Main basse sur la terre, de Stefano Liberti (Rue de l’Echiquier, 2013)

16 mai 2014

666 mots – Temps de lecture : 3 minutes

Mots clés

« Course à la terre »


Review

Ce livre est la version française d’un livre publié en 2011 par le journaliste italien Stefano Liberti. Il couvre un phénomène qui a attiré une attention croissante depuis 2008 : l’engouement pour l’acquisition de terres arables dans les pays de l’hémisphère sud.

Les acteurs de ce mouvement sont :

-des entreprises étrangères issues de pays riches (parfois soutenues ou même contrôlées par leur gouvernement) qui cherchent à y cultiver des produits alimentaires ou des biocarburants en vue de les exporter,

-des investisseurs, qui voient de plus en plus dans la terre un actif au futur prometteur, permettant également de diversifier leur portefeuille.

Chaque année depuis 2007, ce sont environ 10 millions d’hectares de terres arables qui ont ainsi été vendus ou mis en location de longue durée (des informations actuelles et détaillées sont disponibles sur www.farmlandgrab.org, un site qui recense toutes les acquisitions dans le monde).

La question essentielle que pose Liberti dans ce livre est : quelles sont les conséquences de cette “course à la terre”? Bien que le titre choisi donne une bonne indication de la réponse qu’il donne, il a fait l’effort de rencontrer toutes les parties prenantes au cours de son travail d’investigation, notamment des investisseurs et des responsables d’entreprises agro-alimentaires.

Liberti observe que l’acquisition des terres est soutenue ou même parfois initiée par les gouvernements des pays ciblés par les investisseurs, car ils y voient une opportunité de moderniser leur agriculture et de mieux s’intégrer aux marchés mondiaux. Un des cas les plus nets est celui de l’Ethiopie, qui poursuivrait l’objectif de mettre près de 3 millions d’hectares en location à longue durée (approximativement la taille de la Belgique).

Quant aux investisseurs et aux dirigeants de sociétés du secteur agro-alimentaire, ils parlent d’opportunités, de développement, de productivité et aussi de responsabilité sociale. Liberti dénonce certains d’entre eux comme de purs hypocrites, mais reconnaît aussi que d’autres ont une intention sincère de contribuer au développement économique des pays dans lesquels ils investissent.
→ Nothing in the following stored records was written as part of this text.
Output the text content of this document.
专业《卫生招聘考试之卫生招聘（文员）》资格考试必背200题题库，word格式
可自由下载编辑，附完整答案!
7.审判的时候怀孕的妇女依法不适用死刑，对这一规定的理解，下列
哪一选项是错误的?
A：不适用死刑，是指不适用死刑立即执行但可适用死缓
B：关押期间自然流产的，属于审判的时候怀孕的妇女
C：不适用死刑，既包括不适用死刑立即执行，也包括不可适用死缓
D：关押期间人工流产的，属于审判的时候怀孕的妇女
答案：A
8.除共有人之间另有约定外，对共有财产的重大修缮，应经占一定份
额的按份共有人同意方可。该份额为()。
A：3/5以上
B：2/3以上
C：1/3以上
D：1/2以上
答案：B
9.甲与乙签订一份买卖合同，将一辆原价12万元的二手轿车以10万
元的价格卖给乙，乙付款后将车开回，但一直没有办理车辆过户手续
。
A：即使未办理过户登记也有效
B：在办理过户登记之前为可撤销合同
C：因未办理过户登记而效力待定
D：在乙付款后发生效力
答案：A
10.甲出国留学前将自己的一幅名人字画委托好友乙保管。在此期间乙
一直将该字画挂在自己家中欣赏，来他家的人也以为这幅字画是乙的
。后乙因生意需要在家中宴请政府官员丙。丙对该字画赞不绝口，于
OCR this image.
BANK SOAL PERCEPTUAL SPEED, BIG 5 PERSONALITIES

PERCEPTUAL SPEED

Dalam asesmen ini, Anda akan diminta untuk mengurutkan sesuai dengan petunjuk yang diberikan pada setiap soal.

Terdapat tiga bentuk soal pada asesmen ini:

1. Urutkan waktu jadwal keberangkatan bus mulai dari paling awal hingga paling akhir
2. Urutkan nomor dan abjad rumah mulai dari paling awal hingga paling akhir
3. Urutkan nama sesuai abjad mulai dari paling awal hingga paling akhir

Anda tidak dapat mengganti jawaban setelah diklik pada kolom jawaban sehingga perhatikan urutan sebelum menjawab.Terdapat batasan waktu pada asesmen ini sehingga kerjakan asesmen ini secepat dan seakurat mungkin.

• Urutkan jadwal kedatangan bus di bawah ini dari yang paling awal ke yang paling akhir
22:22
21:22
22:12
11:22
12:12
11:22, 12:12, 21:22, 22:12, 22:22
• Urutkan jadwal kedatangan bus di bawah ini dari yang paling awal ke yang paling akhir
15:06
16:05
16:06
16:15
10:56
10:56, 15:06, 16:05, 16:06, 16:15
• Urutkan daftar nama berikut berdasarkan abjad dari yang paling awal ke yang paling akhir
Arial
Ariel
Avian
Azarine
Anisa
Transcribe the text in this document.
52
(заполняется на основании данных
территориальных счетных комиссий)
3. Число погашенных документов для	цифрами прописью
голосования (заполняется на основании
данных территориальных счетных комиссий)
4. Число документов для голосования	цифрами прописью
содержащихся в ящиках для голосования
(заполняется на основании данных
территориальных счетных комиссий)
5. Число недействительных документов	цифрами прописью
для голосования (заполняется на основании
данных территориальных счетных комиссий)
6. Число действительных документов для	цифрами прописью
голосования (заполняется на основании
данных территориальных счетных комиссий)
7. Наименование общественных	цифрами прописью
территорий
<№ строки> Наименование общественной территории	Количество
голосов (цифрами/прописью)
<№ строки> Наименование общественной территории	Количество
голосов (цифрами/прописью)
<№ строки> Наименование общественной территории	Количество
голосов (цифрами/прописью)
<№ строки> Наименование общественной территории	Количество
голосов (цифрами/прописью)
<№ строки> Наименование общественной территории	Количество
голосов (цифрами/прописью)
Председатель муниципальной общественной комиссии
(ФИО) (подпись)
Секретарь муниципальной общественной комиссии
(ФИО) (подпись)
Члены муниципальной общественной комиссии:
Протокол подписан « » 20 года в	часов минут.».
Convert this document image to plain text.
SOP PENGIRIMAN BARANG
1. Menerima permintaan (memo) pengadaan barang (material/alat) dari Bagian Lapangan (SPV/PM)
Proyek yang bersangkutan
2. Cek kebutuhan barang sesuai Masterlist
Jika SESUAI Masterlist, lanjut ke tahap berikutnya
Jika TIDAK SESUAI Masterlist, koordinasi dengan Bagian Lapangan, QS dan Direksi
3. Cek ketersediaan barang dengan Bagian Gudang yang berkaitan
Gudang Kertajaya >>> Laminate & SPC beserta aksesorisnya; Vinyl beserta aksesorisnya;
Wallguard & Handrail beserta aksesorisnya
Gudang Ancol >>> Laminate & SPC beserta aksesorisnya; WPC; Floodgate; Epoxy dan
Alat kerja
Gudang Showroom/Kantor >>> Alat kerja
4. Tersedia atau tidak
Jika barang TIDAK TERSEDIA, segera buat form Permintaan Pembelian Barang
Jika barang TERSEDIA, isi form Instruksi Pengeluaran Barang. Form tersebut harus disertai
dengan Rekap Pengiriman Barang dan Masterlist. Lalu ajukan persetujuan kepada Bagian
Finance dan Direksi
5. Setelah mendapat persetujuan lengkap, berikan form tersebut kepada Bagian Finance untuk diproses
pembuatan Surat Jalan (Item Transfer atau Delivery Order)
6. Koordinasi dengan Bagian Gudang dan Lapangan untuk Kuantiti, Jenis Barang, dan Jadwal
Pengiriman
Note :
Le problème essentiel est pour l’auteur que c’est surtout une catégorie de personnes qui fait les frais de ces acquisitions de terres : les petits paysans locaux, en effet expulsés de la terre qu’il cultivaient jusque-là. Dans le meilleur des cas (configuration plutôt rare), ils trouvent un emploi non-qualifié et peu rémunéré au service des investisseurs, comme les indiens Guarani au Brésil, mais le cas le plus fréquent reste qu’ils se retrouvent sans moyen de subsistance et viennent grossir les rangs du prolétariat urbain.

Les accords de cession sont souvent négociés dans l’ombre, sans compétition, avec des sociétés qui ont des connexions privilégiées avec les gouvernements locaux.

Ceux-ci assurent que les terres cédées sont inhabitées et inutilisées, mais la vérité est plutôt selon Liberti que ce sont les terres les plus fertiles qui sont transférées aux investisseurs, qui les transforment en exploitations en monoculture, sans considération pour les populations locales, et en créant finalement peu d’emplois.

Liberti reconnaît que des efforts ont été faits par certains gouvernements (comme la Tanzanie) et la Banque Mondiale pour encadrer ces investissements par des règles éthiques, mais il s’agit juste de recommandations non contraignantes juridiquement (donc souvent contournées) et qui ne vont de toute façon pas assez loin.

Sa conclusion est claire : les zones rurales dans le Sud sont la proie d’un nouveau colonialisme : “Comme aux temps coloniaux, les puissances chassent les ressources dont elles ont besoin : nourriture pour leur population et carburant pour leurs voitures”.

Liberti n’accuse pas seulement les investisseurs peu regardants sur leur impact mais aussi les gouvernements locaux, coupables de ne pas prendre soin de la partie la plus pauvre de leur population.

Ce livre, qui se lit comme du journalisme d’investigation, est passionnant. En même temps, il ne suggère pas de voie qui permettrait d’enrayer le mouvement ou de le mettre sur un chemin plus éthique. Il semble tout de même que l’auteur privilégie la piste d’un cadre juridique plus contraignant, comme celui proposé par O. de Schutter, le rapporteur spécial des Nations Unis pour le Droit à l’Alimentation.